View in context: https://bugs.webkit.org/attachment.cgi?id=71308&action=review

I have a couple more nits, but it's very close.

> WebCore/platform/text/gtk/TextCodecGtk.cpp:348
> +        ASSERT(m_iconvDecoder);
> +        if (!m_iconvDecoder) {

Sorry, I missed this before. Either we should remove the ASSERT here or not handle the failure case.

> WebCore/platform/text/gtk/TextCodecGtk.cpp:393
> +                // there is not enough input to fully determine what the conversion should produce
> +                // save it to a buffer to prepend it to the next input

Nice comment, but it should be a full sentence with punctuation, etc.

> WebCore/platform/text/gtk/TextCodecGtk.cpp:399
> +            } else if (g_error_matches(error.get(), G_IO_ERROR, G_IO_ERROR_NO_SPACE)) {
> +                bufferWasFull = true;
> +            } else if (g_error_matches(error.get(), G_IO_ERROR, G_IO_ERROR_INVALID_DATA)) {

WebKit style dictates that one-line blocks omit their surrounding curly braces (as much as I dislike it).

> WebCore/platform/text/gtk/TextCodecGtk.cpp:410
> +                m_numBufferedBytes = 0; // reset state for subsequent calls to decode

This comment should also be in sentence form.
Comment 5 Carlos Garcia Campos 2010-10-20 23:50:39 PDT
Created attachment 71394 [details]
Another update according to review
Comment 6 Martin Robinson 2010-10-21 00:22:44 PDT
Comment on attachment 71394 [details]
Another update according to review

Great.

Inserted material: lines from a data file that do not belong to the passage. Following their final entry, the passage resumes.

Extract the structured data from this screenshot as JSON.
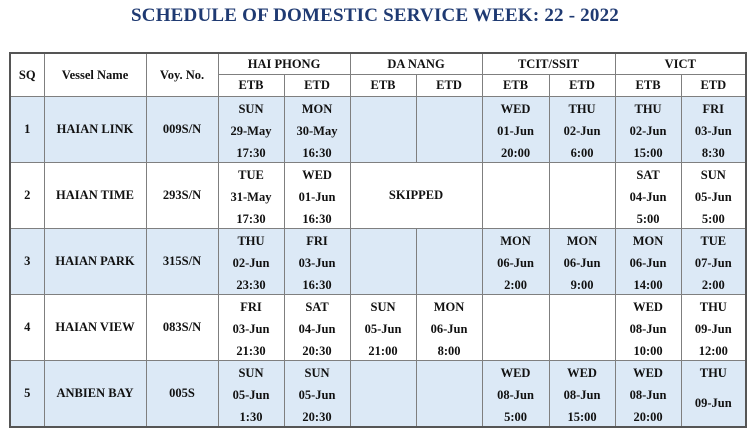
{
  "title": "SCHEDULE OF DOMESTIC SERVICE WEEK: 22 - 2022",
  "headers": {
    "sq": "SQ",
    "vessel": "Vessel Name",
    "voy": "Voy. No.",
    "ports": [
      "HAI PHONG",
      "DA NANG",
      "TCIT/SSIT",
      "VICT"
    ],
    "etb": "ETB",
    "etd": "ETD"
  },
  "rows": [
    {
      "sq": "1",
      "vessel": "HAIAN LINK",
      "voy": "009S/N",
      "hp": [
        [
          "SUN",
          "29-May",
          "17:30"
        ],
        [
          "MON",
          "30-May",
          "16:30"
        ]
      ],
      "dn": [
        [
          "",
          "",
          ""
        ],
        [
          "",
          "",
          ""
        ]
      ],
      "tc": [
        [
          "WED",
          "01-Jun",
          "20:00"
        ],
        [
          "THU",
          "02-Jun",
          "6:00"
        ]
      ],
      "vi": [
        [
          "THU",
          "02-Jun",
          "15:00"
        ],
        [
          "FRI",
          "03-Jun",
          "8:30"
        ]
      ]
    },
    {
      "sq": "2",
      "vessel": "HAIAN TIME",
      "voy": "293S/N",
      "hp": [
        [
          "TUE",
          "31-May",
          "17:30"
        ],
        [
          "WED",
          "01-Jun",
          "16:30"
        ]
      ],
      "dn_skipped": "SKIPPED",
      "tc": [
        [
          "",
          "",
          ""
        ],
        [
          "",
          "",
          ""
        ]
      ],
      "vi": [
        [
          "SAT",
          "04-Jun",
          "5:00"
        ],
        [
          "SUN",
          "05-Jun",
          "5:00"
        ]
      ]
    },
    {
      "sq": "3",
      "vessel": "HAIAN PARK",
      "voy": "315S/N",
      "hp": [
        [
          "THU",
          "02-Jun",
          "23:30"
        ],
        [
          "FRI",
          "03-Jun",
          "16:30"
        ]
      ],
      "dn": [
        [
          "",
          "",
          ""
        ],
        [
          "",
          "",
          ""
        ]
      ],
      "tc": [
        [
          "MON",
          "06-Jun",
          "2:00"
        ],
        [
          "MON",
          "06-Jun",
          "9:00"
        ]
      ],
      "vi": [
        [
          "MON",
          "06-Jun",
          "14:00"
        ],
        [
          "TUE",
          "07-Jun",
          "2:00"
        ]
      ]
    },
    {
      "sq": "4",
      "vessel": "HAIAN VIEW",
      "voy": "083S/N",
      "hp": [
        [
          "FRI",
          "03-Jun",
          "21:30"
        ],
        [
          "SAT",
          "04-Jun",
          "20:30"
        ]
      ],
      "dn": [
        [
          "SUN",
          "05-Jun",
          "21:00"
        ],
        [
          "MON",
          "06-Jun",
          "8:00"
        ]
      ],
      "tc": [
        [
          "",
          "",
          ""
        ],
        [
          "",
          "",
          ""
        ]
      ],
      "vi": [
        [
          "WED",
          "08-Jun",
          "10:00"
        ],
        [
          "THU",
          "09-Jun",
          "12:00"
        ]
      ]
    },
    {
      "sq": "5",
      "vessel": "ANBIEN BAY",
      "voy": "005S",
      "hp": [
        [
          "SUN",
          "05-Jun",
          "1:30"
        ],
        [
          "SUN",
          "05-Jun",
          "20:30"
        ]
      ],
      "dn": [
        [
          "",
          "",
          ""
        ],
        [
          "",
          "",
          ""
        ]
      ],
      "tc": [
        [
          "WED",
          "08-Jun",
          "5:00"
        ],
        [
          "WED",
          "08-Jun",
          "15:00"
        ]
      ],
      "vi": [
        [
          "WED",
          "08-Jun",
          "20:00"
        ],
        [
          "THU",
          "09-Jun",
          ""
        ]
      ]
    }
  ]
}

Thanks for the fixes. Hopefully we can continue to improve this code as we go along.
Comment 7 WebKit Commit Bot 2010-10-21 04:04:48 PDT
Comment on attachment 71394 [details]
Another update according to review

Rejecting patch 71394 from commit-queue.

Failed to run "['./WebKitTools/Scripts/webkit-patch', '--status-host=queues.webkit.org', 'apply-attachment', '--force-clean', '--non-interactive', '--quiet', 71394]" exit_code: 2
Cleaning working directory
Updating working directory
Logging in as commit-queue@webkit.org...
Fetching: https://bugs.webkit.org/attachment.cgi?id=71394&action=edit
Fetching: https://bugs.webkit.org/show_bug.cgi?id=47896&ctype=xml
Processing 1 patch from 1 bug.
Processing patch 71394 from bug 47896.
Failed to run "[u'/Projects/CommitQueue/WebKitTools/Scripts/svn-apply', u'--reviewer', u'Martin Robinson', u'--force']" exit_code: 1

Full output: http://queues.webkit.org/results/4705008
Comment 8 Carlos Garcia Campos 2010-10-21 10:18:41 PDT
Created attachment 71454 [details]
Update patch for current git master
Comment 9 WebKit Commit Bot 2010-10-21 12:33:21 PDT
Comment on attachment 71454 [details]
Update patch for current git master

Clearing flags on attachment: 71454

Committed r70257: <http://trac.webkit.org/changeset/70257>
Comment 10 WebKit Commit Bot 2010-10-21 12:33:27 PDT
All reviewed patches have been landed.  Closing bug.